While planning, situational awareness and managing your physical and mental condition are absolutely critical to surviving an emergency situation, having some gear with you can help you surmount the obstacles that might stand between you and survival. The first and most obvious piece of kit you should always have with you is a trauma first aid kit (TFAK) and the skills to use it quickly and effectively. If you’re injured during the initial event impact or while trying to evacuate and can’t staunch a serious bleeding injury, getting clear of the event becomes a moot point. There are tons of articles here on SurvivalBlog about trauma medical care, so do some research and get trained. The one thing that’s critical to remember is that your TFAK has to be something you will always have with you if an emergency occurs – it doesn’t do you any good if it’s out in your car and you’re injured while trying to escape a building collapse due to an earthquake. That’s why I always carry something like the Rescue Essentials Pocket Trauma Kit in a cargo pocket, backpack or laptop bag wherever I go. Even carrying a simple Israeli Bandage can help you quickly treat many wounds well enough to allow you to escape.
One condition that’s common to a lot of emergencies is the presence of smoke, airborne particles or gasses that can disable or even kill you. Smoke inhalation is the most common cause of death in fires, and being unable to breathe or see can make escape almost impossible. Being trapped in a burning building is one of my biggest fears, so I always carry a compact smoke hood with me.
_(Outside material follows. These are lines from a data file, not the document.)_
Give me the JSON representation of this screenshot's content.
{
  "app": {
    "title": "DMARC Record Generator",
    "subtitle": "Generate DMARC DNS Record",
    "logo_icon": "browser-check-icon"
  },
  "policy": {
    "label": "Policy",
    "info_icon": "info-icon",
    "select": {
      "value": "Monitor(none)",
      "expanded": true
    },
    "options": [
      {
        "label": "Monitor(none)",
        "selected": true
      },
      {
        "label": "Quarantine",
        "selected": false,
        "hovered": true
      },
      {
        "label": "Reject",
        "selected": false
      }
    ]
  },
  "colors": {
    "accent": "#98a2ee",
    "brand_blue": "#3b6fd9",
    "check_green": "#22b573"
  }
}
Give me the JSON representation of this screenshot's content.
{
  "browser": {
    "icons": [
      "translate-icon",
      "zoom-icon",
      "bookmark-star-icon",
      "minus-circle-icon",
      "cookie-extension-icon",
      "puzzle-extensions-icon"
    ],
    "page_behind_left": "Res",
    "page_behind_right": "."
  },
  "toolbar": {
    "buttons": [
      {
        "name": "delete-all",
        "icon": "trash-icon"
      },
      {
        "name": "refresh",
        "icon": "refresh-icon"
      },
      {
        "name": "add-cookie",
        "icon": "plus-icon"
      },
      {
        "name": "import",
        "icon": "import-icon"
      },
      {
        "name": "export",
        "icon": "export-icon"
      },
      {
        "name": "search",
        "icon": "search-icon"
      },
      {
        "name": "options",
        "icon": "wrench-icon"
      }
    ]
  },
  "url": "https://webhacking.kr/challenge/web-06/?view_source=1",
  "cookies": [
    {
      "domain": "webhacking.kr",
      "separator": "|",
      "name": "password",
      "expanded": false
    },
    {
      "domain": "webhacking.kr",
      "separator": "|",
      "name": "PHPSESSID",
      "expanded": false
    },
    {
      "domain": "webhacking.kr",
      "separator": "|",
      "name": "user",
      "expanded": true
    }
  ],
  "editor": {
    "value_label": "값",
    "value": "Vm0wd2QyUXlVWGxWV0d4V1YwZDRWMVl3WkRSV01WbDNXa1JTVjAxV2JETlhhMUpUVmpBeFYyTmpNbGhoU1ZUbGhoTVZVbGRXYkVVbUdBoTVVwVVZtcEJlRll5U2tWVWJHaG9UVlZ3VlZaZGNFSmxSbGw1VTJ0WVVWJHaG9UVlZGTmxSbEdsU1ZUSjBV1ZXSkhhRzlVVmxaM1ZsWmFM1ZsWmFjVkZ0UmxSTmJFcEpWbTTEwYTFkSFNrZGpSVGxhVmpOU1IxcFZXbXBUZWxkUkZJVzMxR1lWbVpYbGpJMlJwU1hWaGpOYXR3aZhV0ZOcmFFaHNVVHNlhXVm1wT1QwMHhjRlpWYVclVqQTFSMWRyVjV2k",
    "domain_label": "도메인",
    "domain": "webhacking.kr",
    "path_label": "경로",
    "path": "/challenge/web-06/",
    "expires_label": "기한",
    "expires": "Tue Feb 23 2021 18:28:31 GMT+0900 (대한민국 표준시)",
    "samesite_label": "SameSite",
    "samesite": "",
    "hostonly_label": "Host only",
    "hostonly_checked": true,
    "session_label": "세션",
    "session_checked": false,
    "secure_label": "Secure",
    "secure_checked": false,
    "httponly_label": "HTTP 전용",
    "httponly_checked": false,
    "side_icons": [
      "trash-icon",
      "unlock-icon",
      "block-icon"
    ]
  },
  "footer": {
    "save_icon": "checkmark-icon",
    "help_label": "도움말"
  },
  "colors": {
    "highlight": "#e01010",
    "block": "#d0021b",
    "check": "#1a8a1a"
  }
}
There are two different models that I’ve found – the Technon Breath of Life™ and the HKMASK Pocket Smoke Mask!
Both of them claim to provide 15-to 20 minutes of filtration for smoke, gasses such as Carbon Monoxide, Hydrogen Cyanide, and Ammonia and even some biological agents. Note that they provide filtration only – they will block most of the harmful components from what you’re breathing in, but if there’s no oxygen present you can still suffocate. Since they both have plastic hoods they’ll also keep smoke and other airborne particulates from getting into your eyes. I’ve taken both versions to my local fire department to get their opinion, and they both passed muster. They’re small enough to fit in almost any pocket or bag, and like a TFAK I have one of these with me at all times. If you’re even more concerned about escaping fires, you may also want to consider having a fire blanket handy in your desk at work – you can cover yourself with one of these to keep your clothes from catching on fire, but they’re kind of bulky for everyday carry.
The last few pieces of self-rescue kit that I always have on me are:
- A dog tag on a chain around my neck with contact and medical information in case I’m found unresponsive by rescue personnel.
- An Acme Tornado Slimline whistle (also on my dog tag chain) to signal rescuers. You can make a lot louder noise for a lot longer with a whistle than you can with your voice.
- VICTORINOX Hiker Pocket Knife – if it works for MacGyver, it might actually help me.
- A Maratac Titanium double-AAA flashlight, because emergencies don’t always happen in well-lit areas.